Elektroprüfung ortsveraenderlicher Geraete

Die DGUV Vorschriften sind die von der Deutschen gesetzlichen Unfallversicherung (DGUV) erlassenen Unfallverhütungsvorschriften, die im Jahr 2014 bei fast identischem Inhalt die berufsgenossenschaftlichen Vorschriften (BGV) abgelöst haben. Die Vorschriften beinhalten ein Regelwerk, welches Arbeitgebern ihre Pflichten im Gesundheits- und Sicherheitsschutz der Arbeitnehmer vorgeben. Auf diese Weise sollen sowohl Arbeitgeber geschützt werden, die mithilfe der Prüfprotokolle bei einem Arbeitsunfall nachweisen können, dass alle Sicherheitsmaßnahmen getroffen wurden, als auch die Arbeitnehmer, die durch die Einhaltung dieser Unfallverhütungsvorschriften geschützt werden. Eine Prüfung nach DGUV Vorschrift 3 ist also auch für den Unternehmer eine besondere Absicherung. Dabei stellen die DGUV Vorschriften sogenannte Muss-Vorschriften dar und sind somit in Deutschland für alle Mitglieder der Berufsgenossenschaft, Arbeitnehmer wie auch Unternehmer eine verbindliche Rechtsnorm. Auch für Fremdfirmen mit ausländischem Firmensitz, die für Mitgliedsunternehmen tätig sind, sind die Unfallverhütungsvorschriften gültig (§ 16 Abs. 2 SBG VII). Die Einhaltung der Vorschriften wird von den Aufsichtsdiensten der Unfallversicherungsträger überprüft.

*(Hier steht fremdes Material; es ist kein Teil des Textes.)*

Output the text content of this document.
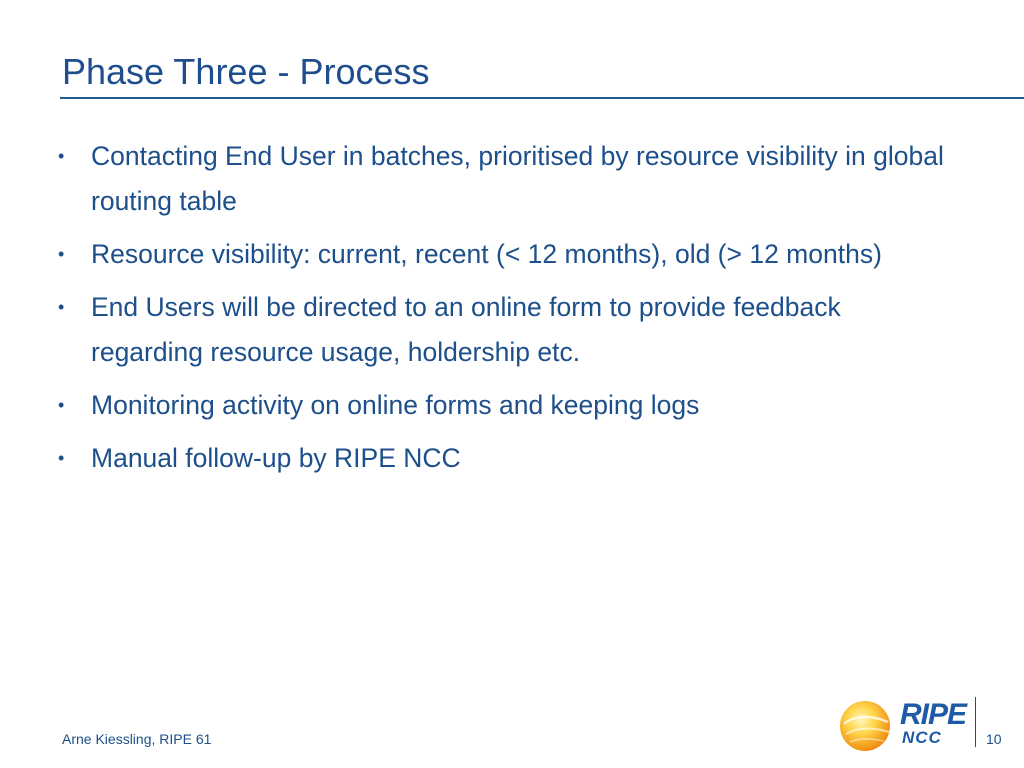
Phase Three - Process
• Contacting End User in batches, prioritised by resource visibility in global routing table
• Resource visibility: current, recent (< 12 months), old (> 12 months)
• End Users will be directed to an online form to provide feedback regarding resource usage, holdership etc.
• Monitoring activity on online forms and keeping logs
• Manual follow-up by RIPE NCC
Arne Kiessling, RIPE 61
RIPE
NCC	10
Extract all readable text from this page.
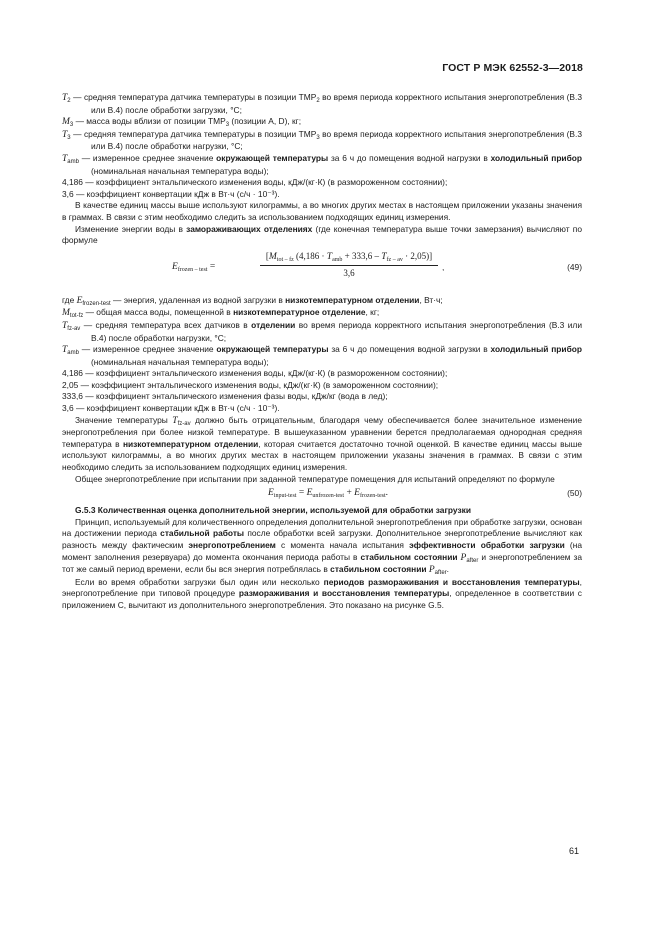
ГОСТ Р МЭК 62552-3—2018

$T_2$ — средняя температура датчика температуры в позиции $TMP_2$ во время периода корректного испытания энергопотребления (B.3 или B.4) после обработки загрузки, °С;

$M_3$ — масса воды вблизи от позиции $TMP_3$ (позиции A, D), кг;

$T_3$ — средняя температура датчика температуры в позиции $TMP_3$ во время периода корректного испытания энергопотребления (B.3 или B.4) после обработки нагрузки, °С;

$T_{amb}$ — измеренное среднее значение окружающей температуры за 6 ч до помещения водной нагрузки в холодильный прибор (номинальная начальная температура воды);

4,186 — коэффициент энтальпического изменения воды, кДж/(кг·К) (в размороженном состоянии);

3,6 — коэффициент конвертации кДж в Вт·ч (с/ч · 10⁻³).

В качестве единиц массы выше используют килограммы, а во многих других местах в настоящем приложении указаны значения в граммах. В связи с этим необходимо следить за использованием подходящих единиц измерения.

Изменение энергии воды в замораживающих отделениях (где конечная температура выше точки замерзания) вычисляют по формуле

$E_{frozen - test}$ =
[$M_{tot - fz}$ $(4,186 \cdot T_{amb} + 333,6 - T_{fz - av} \cdot 2,05)$]
3,6
,	(49)

где $E_{frozen-test}$ — энергия, удаленная из водной загрузки в низкотемпературном отделении, Вт·ч;

$M_{tot-fz}$ — общая масса воды, помещенной в низкотемпературное отделение, кг;

$T_{fz-av}$ — средняя температура всех датчиков в отделении во время периода корректного испытания энергопотребления (B.3 или B.4) после обработки нагрузки, °С;

$T_{amb}$ — измеренное среднее значение окружающей температуры за 6 ч до помещения водной загрузки в холодильный прибор (номинальная начальная температура воды);

4,186 — коэффициент энтальпического изменения воды, кДж/(кг·К) (в размороженном состоянии);

2,05 — коэффициент энтальпического изменения воды, кДж/(кг·К) (в замороженном состоянии);

333,6 — коэффициент энтальпического изменения фазы воды, кДж/кг (вода в лед);

3,6 — коэффициент конвертации кДж в Вт·ч (с/ч · 10⁻³).

Значение температуры $T_{fz-av}$ должно быть отрицательным, благодаря чему обеспечивается более значительное изменение энергопотребления при более низкой температуре. В вышеуказанном уравнении берется предполагаемая однородная средняя температура в низкотемпературном отделении, которая считается достаточно точной оценкой. В качестве единиц массы выше используют килограммы, а во многих других местах в настоящем приложении указаны значения в граммах. В связи с этим необходимо следить за использованием подходящих единиц измерения.

Общее энергопотребление при испытании при заданной температуре помещения для испытаний определяют по формуле

$E_{input-test} = E_{unfrozen-test} + E_{frozen-test}$.	(50)

G.5.3 Количественная оценка дополнительной энергии, используемой для обработки загрузки

Принцип, используемый для количественного определения дополнительной энергопотребления при обработке загрузки, основан на достижении периода стабильной работы после обработки всей загрузки. Дополнительное энергопотребление вычисляют как разность между фактическим энергопотреблением с момента начала испытания эффективности обработки загрузки (на момент заполнения резервуара) до момента окончания периода работы в стабильном состоянии $P_{after}$ и энергопотреблением за тот же самый период времени, если бы вся энергия потреблялась в стабильном состоянии $P_{after}$.

Если во время обработки загрузки был один или несколько периодов размораживания и восстановления температуры, энергопотребление при типовой процедуре размораживания и восстановления температуры, определенное в соответствии с приложением С, вычитают из дополнительного энергопотребления. Это показано на рисунке G.5.

61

Die DGUV Vorschriften befassen sich mit verschiedenen Aspekten des Gesundheitsschutzes, wie beispielsweise

  • den Grundsätzen der Prävention (DGUV Vorschrift 1),
  • der Ersten Hilfe bei Arbeitsunfällen,
  • der Gestaltung von Arbeitsplätzen,
  • der Tätigkeit von Betriebsärzten und Fachkräften für Arbeitssicherheit (DGUV Vorschrift 2).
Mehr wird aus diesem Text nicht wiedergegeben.